In order to breed the anaerobic bacteria you need a flow rate low enough to guarantee that your canister filter contains oxygen depleted water. The commercial systems use a drippier to feed the filter with drops of water, where the flow rate is 1 - 4 l/hr ( 0,25 - 1 gph) for a small tank (5 L canister) and 12 - 30 Liter/hr ( 3 - 8 gph) for a large tank (30 L canister).

Building a drippier system is complex but putting a timed relay on a normal canister filter isn't. I set a relay timer circuit to 90 seconds off, 2 seconds on. I measured the flow for one pulse to be 100mL, which averages out at roughly 4 liters per hour. I used a spare AVEX 600 external canister filter with a volume of 2.3 Liters. I replaced some of the filter medium with porous clay pebbles to increase the surface are and encourage bacteria growth inside the pebbles where the oxygen will be at its lowest. I used a Velleman adjustable interval timer placed inside a plastic box with a 12V wall mounted power supply.

http://www.vellemanprojects.com/be/en/product/view/?id=366732

I took some water out of my tank with quite high nitrates and put it in a test tank. I then left in with my anaerobic filter for about 1 month. When i measured the Nitrates they had fallen to zero.

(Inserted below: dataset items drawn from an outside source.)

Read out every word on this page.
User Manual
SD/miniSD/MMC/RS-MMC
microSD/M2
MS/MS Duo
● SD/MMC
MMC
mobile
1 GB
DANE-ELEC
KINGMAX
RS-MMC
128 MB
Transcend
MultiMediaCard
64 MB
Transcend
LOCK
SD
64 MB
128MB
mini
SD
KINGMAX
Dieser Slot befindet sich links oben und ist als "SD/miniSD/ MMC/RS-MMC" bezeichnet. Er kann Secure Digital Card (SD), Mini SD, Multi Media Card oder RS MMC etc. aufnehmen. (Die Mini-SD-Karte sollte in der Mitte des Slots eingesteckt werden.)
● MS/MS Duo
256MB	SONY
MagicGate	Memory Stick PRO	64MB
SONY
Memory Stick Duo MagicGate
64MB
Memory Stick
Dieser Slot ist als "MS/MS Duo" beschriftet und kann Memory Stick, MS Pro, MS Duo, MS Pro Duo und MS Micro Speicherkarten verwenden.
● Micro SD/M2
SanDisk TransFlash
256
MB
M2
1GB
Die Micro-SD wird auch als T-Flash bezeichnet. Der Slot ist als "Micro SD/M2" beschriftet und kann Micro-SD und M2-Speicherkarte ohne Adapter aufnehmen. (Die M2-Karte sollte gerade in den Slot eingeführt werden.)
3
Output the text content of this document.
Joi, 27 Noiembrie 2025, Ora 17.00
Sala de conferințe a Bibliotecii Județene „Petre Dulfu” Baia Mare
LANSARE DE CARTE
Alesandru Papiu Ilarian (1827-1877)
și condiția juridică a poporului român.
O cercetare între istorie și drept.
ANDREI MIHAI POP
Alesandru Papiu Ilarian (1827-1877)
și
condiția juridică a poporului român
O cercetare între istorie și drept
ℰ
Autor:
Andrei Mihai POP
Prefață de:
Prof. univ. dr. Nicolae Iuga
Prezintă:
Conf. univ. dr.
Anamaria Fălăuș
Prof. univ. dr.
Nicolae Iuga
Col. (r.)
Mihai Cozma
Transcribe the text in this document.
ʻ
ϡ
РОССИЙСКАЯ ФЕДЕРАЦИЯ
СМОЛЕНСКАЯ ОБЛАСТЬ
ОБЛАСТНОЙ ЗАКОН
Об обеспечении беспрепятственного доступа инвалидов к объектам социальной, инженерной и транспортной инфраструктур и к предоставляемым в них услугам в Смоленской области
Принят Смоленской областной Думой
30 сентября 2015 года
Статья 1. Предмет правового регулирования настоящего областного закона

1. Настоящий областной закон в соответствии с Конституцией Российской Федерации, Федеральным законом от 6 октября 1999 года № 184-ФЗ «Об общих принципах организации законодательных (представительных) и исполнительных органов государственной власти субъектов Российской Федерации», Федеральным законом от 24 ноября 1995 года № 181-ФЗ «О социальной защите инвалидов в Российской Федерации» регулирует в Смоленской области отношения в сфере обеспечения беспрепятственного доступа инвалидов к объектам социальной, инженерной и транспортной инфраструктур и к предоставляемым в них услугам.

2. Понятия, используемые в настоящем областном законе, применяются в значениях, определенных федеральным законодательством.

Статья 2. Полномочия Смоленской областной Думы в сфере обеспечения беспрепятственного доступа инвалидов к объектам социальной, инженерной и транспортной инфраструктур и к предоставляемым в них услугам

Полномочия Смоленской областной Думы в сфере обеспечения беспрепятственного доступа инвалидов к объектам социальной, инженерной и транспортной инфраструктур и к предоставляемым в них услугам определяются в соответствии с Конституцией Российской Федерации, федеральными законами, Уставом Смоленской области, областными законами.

I have since connected the filter to my main tank and I'm eagerly awaiting the results. (6-May 07)

Well it's been about 4 months and I can positively say that my timer system works, and nothing has blown up or died. I'd say that is pretty conclusive. I might make some final readjustments by to increase the off time to 5 mins and fill the canister completely with clay pebbles.